Фатех почувствовал облегчение: Петров отпустил его.

Появился Лиликов. Фатех узнал его по гулкому, басовитому голосу.

— Ты принес взрывчатку? — спросил Лиликов, тронув за плечо.

— Моя не знает… — ответил Фатех.

— Его спрашивать бесполезно, — быстро заговорил Фофа. — Он перепуган. Чего от него добьешься?

Лиликов заметил:

— Крутишь, Феофан Юрьевич! Не ты ли ему сунул взрывчатку?

— Вы меня не поняли, товарищ Лиликов…

— Понимать тут нечего!

Фофа обиженно засопел:

— Мне шахта дорога, я тоже вложил в нее немало труда. Я способен создавать, а не разрушать.

— Уверяешь, а нам не очень верится.

— Не знаю, чего вы от меня хотите…

— Перестань нам вредить, иначе плохо будет!

Фофа держал лампу в вытянутой руке. По мере того, как Лиликов говорил, она у него опускалась все ниже, освещая ноги в чунях и оттопырившуюся колоколом куртку.

— Не старайся, как кобелек, к хозяйскому сапожку прижаться, — продолжал все резче Лиликов. — Где тот сапожок? Нет его! Служи нам, пока принимаем твою службу. Не лезь в компанию к уряднику. Урядник — человек темный. У него иной специальности нет, как только шахтеров по морде бить. Он — особая статья, а ты ведь другая. Штейгера́ тебя слушают. Работай с нами, пока работается, иначе выставим из Казаринки.

Из-за спины Кузьмы послышался голос Петрова:

— Штейгеров — к чертовой маме! Покажется — я его клеваком по башке!

— Что тебе штейгера?

— Известно что! Мясо из борща выловили!

Кажется, там началась драка.

— Какая же может быть работа? — спросил Фофа.

— Это мы выясним, — Лиликов не отступал от управляющего. — Лес помог бы доставить, — крепить нечем!..

Фатех остался один. В дальнем краю штрека шумели. От этого шума шахта становилась еще темнее и ненавистнее.

На-гора помог выбраться Аверкий.

Болела шея. Во рту держалась соленая горечь.

— Ишь, дела какие, — бормотал Аверкий, подходя к стволовой Алене.

— Взрыв будто должен был произойти. Не перса вина. Но, скажу тебе, Петров зря озверел. Чуть не погубил голубую душу… Опять же, нельзя со взрывщиком ласково — артель задохлась бы. Иные говорят: конреволюция!

— Чего мелешь! — перебила Алена. — Петрову от водки скоро черти будут показываться, не то что конреволюция!
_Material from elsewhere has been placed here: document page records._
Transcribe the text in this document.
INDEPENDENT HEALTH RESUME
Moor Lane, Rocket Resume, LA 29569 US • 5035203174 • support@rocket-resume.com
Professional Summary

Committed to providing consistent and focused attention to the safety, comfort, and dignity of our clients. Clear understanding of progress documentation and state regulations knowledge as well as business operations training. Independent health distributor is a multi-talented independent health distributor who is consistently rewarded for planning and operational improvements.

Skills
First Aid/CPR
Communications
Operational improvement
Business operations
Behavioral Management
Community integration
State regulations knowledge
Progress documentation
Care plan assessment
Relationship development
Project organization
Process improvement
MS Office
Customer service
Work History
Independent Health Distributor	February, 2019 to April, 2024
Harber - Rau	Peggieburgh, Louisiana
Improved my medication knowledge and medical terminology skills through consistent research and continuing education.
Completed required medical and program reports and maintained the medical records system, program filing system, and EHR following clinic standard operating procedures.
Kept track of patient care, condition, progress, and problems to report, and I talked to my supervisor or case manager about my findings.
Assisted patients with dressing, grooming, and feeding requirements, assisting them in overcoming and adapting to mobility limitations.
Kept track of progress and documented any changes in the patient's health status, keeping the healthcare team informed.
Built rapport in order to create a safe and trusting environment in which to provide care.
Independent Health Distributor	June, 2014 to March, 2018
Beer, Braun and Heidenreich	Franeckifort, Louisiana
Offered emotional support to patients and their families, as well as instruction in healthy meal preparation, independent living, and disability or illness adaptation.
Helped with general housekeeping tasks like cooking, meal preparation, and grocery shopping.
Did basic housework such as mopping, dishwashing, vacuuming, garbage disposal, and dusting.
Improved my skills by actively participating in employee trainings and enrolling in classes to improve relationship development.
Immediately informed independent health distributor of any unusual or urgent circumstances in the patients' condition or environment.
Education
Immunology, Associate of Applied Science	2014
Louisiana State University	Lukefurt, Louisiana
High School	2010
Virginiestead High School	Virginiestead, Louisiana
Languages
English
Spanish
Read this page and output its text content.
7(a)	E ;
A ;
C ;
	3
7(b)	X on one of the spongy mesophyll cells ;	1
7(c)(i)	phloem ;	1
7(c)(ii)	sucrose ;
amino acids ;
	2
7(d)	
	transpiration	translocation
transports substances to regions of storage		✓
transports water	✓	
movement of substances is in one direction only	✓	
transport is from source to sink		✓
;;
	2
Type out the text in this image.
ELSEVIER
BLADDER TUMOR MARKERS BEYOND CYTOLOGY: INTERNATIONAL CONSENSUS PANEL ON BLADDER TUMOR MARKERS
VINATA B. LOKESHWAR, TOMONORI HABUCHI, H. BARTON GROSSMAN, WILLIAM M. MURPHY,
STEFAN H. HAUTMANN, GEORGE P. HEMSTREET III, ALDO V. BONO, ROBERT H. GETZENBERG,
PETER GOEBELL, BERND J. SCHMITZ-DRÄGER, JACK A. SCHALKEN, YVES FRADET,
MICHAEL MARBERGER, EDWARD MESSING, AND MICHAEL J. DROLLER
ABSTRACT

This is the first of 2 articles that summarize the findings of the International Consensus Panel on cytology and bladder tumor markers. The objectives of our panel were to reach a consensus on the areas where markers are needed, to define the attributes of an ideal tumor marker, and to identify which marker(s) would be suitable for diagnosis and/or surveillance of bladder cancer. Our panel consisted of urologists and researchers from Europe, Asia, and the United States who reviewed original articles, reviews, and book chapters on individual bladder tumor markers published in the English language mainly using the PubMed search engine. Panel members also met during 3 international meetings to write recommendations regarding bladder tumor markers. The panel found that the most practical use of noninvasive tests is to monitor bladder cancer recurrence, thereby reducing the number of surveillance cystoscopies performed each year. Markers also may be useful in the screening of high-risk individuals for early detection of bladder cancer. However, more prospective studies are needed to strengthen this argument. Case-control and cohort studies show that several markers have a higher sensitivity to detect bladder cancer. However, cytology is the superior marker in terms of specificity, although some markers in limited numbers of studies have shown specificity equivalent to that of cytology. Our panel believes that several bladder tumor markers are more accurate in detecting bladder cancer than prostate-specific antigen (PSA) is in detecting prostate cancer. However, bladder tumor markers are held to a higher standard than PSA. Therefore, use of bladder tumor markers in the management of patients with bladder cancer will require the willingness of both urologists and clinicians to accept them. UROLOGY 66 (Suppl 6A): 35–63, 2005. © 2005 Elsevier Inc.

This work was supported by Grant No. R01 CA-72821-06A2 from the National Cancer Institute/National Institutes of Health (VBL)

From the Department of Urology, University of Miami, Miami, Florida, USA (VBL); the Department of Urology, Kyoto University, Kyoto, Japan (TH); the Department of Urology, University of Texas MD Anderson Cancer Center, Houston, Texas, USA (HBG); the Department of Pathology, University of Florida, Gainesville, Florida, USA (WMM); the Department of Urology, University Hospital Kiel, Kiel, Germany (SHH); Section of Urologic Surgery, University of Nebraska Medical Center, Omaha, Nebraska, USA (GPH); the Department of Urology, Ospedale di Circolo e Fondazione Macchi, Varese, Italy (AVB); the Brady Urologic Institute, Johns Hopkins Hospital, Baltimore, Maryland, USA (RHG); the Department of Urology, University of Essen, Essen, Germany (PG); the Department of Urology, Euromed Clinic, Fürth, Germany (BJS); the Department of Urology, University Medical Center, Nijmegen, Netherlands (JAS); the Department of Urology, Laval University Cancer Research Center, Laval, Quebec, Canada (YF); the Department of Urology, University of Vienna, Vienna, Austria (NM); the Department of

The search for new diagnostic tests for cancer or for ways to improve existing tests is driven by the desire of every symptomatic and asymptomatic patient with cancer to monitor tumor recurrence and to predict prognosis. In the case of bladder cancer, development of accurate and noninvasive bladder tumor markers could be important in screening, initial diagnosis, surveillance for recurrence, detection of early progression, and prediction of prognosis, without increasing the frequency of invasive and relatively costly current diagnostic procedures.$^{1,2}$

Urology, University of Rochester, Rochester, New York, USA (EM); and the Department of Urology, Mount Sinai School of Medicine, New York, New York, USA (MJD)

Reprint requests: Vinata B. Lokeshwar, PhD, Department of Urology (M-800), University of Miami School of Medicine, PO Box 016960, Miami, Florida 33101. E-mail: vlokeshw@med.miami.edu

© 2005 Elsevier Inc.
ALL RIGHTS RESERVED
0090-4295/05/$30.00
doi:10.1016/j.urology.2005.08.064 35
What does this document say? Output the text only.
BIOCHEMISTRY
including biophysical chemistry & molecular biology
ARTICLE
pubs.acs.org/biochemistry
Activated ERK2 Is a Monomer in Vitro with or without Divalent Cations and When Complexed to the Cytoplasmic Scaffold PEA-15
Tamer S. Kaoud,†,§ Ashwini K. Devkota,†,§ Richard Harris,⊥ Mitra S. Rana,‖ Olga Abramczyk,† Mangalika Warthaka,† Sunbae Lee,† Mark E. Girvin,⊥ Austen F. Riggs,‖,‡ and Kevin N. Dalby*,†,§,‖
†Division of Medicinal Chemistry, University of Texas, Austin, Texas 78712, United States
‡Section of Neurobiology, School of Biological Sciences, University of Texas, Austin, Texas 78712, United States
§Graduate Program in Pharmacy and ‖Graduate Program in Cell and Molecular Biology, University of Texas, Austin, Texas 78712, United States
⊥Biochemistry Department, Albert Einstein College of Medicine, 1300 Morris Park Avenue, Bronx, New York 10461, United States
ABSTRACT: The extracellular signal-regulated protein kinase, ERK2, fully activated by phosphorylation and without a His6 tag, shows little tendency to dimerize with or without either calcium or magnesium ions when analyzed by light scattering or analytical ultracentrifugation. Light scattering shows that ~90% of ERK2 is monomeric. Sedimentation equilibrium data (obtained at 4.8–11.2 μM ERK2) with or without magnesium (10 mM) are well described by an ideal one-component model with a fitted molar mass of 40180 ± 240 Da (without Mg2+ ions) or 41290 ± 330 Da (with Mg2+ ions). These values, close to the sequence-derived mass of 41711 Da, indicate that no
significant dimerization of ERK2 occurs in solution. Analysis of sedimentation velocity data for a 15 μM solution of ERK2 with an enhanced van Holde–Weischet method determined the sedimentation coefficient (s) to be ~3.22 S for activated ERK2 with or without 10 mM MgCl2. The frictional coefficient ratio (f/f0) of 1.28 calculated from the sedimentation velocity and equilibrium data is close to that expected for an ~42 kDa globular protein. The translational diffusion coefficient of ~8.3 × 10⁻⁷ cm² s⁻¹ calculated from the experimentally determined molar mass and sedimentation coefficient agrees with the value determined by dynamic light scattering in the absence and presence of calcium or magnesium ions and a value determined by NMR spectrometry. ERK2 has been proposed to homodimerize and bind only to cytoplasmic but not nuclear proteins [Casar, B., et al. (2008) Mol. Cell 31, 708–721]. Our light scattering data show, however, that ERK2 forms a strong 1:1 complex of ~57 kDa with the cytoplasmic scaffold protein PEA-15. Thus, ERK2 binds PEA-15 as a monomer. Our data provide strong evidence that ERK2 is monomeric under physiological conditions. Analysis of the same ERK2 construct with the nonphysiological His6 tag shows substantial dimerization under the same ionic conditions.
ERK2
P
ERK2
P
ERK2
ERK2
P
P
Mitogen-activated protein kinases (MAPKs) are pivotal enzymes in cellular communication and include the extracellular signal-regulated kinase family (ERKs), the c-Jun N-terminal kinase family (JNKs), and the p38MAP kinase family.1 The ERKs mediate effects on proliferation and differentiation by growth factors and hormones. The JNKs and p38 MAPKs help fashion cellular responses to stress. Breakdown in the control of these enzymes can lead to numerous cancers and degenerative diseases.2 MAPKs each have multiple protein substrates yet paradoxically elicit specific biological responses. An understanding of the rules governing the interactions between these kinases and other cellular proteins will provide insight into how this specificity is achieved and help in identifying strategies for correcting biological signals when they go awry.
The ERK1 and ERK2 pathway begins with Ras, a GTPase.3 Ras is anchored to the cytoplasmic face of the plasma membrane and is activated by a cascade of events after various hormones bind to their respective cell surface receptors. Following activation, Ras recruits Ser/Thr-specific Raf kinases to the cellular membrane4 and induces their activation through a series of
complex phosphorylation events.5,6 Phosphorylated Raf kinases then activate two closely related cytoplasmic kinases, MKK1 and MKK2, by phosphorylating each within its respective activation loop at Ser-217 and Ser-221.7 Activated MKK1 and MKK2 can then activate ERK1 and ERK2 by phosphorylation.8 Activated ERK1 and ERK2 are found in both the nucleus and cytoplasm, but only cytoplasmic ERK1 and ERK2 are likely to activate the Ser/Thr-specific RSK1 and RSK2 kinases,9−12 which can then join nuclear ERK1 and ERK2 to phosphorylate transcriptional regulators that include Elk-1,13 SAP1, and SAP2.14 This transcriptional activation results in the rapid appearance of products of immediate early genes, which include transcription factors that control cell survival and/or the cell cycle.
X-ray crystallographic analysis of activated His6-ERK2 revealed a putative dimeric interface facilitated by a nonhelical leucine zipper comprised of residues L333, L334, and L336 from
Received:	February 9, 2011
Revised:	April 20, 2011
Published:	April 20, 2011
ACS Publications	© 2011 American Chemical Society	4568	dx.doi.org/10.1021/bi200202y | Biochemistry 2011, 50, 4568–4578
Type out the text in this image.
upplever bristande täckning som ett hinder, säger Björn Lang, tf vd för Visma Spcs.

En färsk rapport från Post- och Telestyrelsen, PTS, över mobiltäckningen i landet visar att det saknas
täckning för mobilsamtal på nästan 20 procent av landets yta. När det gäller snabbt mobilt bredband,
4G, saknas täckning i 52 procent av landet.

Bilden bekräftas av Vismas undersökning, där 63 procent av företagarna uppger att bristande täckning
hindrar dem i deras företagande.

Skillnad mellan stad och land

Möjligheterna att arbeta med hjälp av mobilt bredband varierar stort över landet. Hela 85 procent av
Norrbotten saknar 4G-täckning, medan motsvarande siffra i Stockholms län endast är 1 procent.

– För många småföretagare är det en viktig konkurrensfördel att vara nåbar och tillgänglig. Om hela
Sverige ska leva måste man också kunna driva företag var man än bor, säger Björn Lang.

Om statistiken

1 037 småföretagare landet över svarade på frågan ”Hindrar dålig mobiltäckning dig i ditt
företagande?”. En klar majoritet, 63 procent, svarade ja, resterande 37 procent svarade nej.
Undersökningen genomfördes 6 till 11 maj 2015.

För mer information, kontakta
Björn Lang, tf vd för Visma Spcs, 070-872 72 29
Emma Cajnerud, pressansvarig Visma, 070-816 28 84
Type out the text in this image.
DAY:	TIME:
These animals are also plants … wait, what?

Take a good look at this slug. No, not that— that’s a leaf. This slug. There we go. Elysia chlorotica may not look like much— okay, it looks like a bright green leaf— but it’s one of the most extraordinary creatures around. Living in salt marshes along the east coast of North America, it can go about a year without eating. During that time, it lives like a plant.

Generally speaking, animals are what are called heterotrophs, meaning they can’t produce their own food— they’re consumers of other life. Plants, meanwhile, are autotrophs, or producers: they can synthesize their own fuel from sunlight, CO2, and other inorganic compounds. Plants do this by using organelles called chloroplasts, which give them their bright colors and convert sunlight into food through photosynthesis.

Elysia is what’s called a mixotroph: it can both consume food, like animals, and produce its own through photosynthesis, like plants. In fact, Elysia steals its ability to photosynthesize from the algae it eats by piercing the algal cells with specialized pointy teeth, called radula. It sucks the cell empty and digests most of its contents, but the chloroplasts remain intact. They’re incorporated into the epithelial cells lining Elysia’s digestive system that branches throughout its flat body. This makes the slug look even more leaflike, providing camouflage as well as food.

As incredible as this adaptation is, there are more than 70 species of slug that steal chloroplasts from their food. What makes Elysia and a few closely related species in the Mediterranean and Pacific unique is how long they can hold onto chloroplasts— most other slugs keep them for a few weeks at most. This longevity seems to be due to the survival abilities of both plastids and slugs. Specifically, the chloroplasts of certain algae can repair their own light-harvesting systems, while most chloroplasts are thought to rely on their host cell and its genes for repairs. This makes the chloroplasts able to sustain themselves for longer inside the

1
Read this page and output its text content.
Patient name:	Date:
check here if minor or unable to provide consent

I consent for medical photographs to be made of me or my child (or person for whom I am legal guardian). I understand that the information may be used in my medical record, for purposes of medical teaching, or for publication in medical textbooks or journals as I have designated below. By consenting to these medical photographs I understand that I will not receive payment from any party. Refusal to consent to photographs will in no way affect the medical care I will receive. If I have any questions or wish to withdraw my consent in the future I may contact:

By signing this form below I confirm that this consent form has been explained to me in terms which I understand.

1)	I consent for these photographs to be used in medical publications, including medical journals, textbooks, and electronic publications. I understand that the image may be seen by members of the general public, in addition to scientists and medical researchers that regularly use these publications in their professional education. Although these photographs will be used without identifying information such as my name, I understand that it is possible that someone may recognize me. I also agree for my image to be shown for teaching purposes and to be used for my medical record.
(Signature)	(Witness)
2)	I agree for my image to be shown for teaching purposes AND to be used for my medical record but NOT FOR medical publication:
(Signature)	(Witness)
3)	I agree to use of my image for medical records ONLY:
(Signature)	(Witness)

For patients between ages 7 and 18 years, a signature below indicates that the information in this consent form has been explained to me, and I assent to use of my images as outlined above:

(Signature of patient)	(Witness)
Сквозь открытую дверь проглядывалось голубое небо. Фатех уставился на него немигающими глазами, не веря, что он уже на поверхности.

— Испугался, сердешный, — сказал Аверкий, смущенно переминаясь с ноги на ногу.

Алена бесцеремонно оттолкнула его.

— Разве вы не перепугаете? Черти чумазые! Морды разбойные! Нашли конреволюцию! Тело у него — в чем только и душа держится…

Она взяла Фатеха за руку и потащила в каморку, где жарко топилась «буржуйка», пахло жилым дымком и цвели в горшочках кроваво-красными рожками калачики.

— Я сам думал, зря Петров дерется, — оправдывался перед Аленой Аверкий. — Фофу надо, известное дело, потрясти… Фофа — он хитер!

Алена не слушала.

— Отходишь его, а я пошел…

Он отступил от двери, бормоча что-то себе под нос и оглядываясь, не остановит ли Алена.

— Топай, топай! — ворчала Алена, усаживая Фатеха на скамейке. — Им, дьяволам, человека не жаль, я их знаю… А ты держись… Где, говоришь, твоя страна?

— Варзоп… кишлак… — слабым голосом ответил Фатех.

Ласковость Алены расслабила его.

— Поплакал бы, — сказала она. — Если б я смогла, душе сразу бы полегчало. А так — будто стопудовый камень. От этой тяжести и злость. Сам видал, я их, чертей, живо по загривкам! Не туда глазищи у них направлены — на своего же брата. А свой брат — весь в синяках, как в коросте.

Она села рядом с Фатехом, развязав платок, и, тряхнув прямыми темными волосами, стала причесываться.